धर्मगुब् धर्मकृद् धर्मी सदसत्क्षरमक्षरम् । अविज्ञाता सहसारांशुविधाता कृतलक्षण:
dharmagup dharmakṛd dharmī sadasat kṣaram akṣaram | avijñātā sahasrāṃśu-vidhātā kṛtalakṣaṇaḥ ||
Bhīṣma said: He is the guardian of dharma, the one who establishes dharma by embodying it in action, and the very ground of all righteousness. He is both the Real and the manifest world, the perishable and the imperishable.
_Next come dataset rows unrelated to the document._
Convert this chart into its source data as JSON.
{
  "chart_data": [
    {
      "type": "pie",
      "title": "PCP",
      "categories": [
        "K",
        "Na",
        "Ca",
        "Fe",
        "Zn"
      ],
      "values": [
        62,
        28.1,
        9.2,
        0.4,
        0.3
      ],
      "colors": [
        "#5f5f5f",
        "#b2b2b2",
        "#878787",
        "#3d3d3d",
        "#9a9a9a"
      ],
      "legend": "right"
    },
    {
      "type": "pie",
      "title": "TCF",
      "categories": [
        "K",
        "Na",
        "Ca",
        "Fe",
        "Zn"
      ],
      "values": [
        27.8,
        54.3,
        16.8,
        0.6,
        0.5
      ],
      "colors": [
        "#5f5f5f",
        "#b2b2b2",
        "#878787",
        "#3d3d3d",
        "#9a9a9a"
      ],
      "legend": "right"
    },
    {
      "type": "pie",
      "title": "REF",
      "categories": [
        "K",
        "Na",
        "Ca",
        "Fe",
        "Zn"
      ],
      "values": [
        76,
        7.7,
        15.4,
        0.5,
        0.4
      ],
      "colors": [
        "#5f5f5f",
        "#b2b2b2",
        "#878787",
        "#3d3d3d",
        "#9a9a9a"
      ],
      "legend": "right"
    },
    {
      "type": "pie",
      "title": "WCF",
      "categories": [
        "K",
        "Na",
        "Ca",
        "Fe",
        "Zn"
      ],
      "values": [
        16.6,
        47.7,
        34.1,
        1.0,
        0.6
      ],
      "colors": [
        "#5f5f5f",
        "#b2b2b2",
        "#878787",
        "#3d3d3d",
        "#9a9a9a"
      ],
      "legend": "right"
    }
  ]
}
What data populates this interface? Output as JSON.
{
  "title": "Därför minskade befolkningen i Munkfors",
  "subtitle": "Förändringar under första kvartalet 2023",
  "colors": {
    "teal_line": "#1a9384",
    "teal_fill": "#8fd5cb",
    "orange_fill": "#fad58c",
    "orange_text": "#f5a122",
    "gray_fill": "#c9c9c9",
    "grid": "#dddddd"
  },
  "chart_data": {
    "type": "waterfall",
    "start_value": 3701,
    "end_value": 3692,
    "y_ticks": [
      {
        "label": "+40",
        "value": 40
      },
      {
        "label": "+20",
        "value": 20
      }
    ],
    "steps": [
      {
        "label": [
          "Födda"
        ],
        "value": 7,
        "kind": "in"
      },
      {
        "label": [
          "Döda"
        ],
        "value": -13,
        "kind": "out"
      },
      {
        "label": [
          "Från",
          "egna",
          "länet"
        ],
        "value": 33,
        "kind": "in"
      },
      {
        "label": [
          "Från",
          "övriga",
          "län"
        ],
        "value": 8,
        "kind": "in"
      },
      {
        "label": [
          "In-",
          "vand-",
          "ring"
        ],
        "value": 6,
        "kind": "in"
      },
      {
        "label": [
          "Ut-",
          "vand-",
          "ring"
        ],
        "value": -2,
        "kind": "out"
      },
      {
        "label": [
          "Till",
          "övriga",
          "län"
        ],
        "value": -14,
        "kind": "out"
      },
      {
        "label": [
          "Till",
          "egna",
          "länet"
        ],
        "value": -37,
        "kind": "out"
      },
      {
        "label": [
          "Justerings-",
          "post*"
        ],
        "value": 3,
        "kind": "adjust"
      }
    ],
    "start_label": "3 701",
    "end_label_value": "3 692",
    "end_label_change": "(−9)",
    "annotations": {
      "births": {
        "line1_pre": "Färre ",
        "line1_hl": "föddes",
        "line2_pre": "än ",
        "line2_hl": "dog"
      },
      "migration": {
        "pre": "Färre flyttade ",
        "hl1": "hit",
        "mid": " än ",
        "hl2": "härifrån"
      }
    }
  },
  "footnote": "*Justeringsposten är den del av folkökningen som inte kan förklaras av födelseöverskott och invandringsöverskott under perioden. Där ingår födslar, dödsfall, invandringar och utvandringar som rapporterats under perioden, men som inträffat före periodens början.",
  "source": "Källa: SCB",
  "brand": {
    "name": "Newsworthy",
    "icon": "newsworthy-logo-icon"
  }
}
He is the knower beyond the knower (beyond the individual self), the thousand-rayed one like the sun, the sustainer and ordainer of all, and the bearer of sacred marks upon his body.
भीष्म उवाच
The verse presents Viṣṇu as the ultimate ground of dharma and reality: he both protects and enacts dharma, and he encompasses apparent opposites—truth and world, perishable and imperishable—showing that ethical order and cosmic order are rooted in the divine.
In Anuśāsana Parva, Bhīṣma is instructing and praising the supreme deity through a litany of epithets. This verse is part of that praise, identifying the deity’s moral role (guardian of dharma) and metaphysical scope (both kṣara and akṣara), reinforcing the devotional and ethical frame of Bhīṣma’s teaching.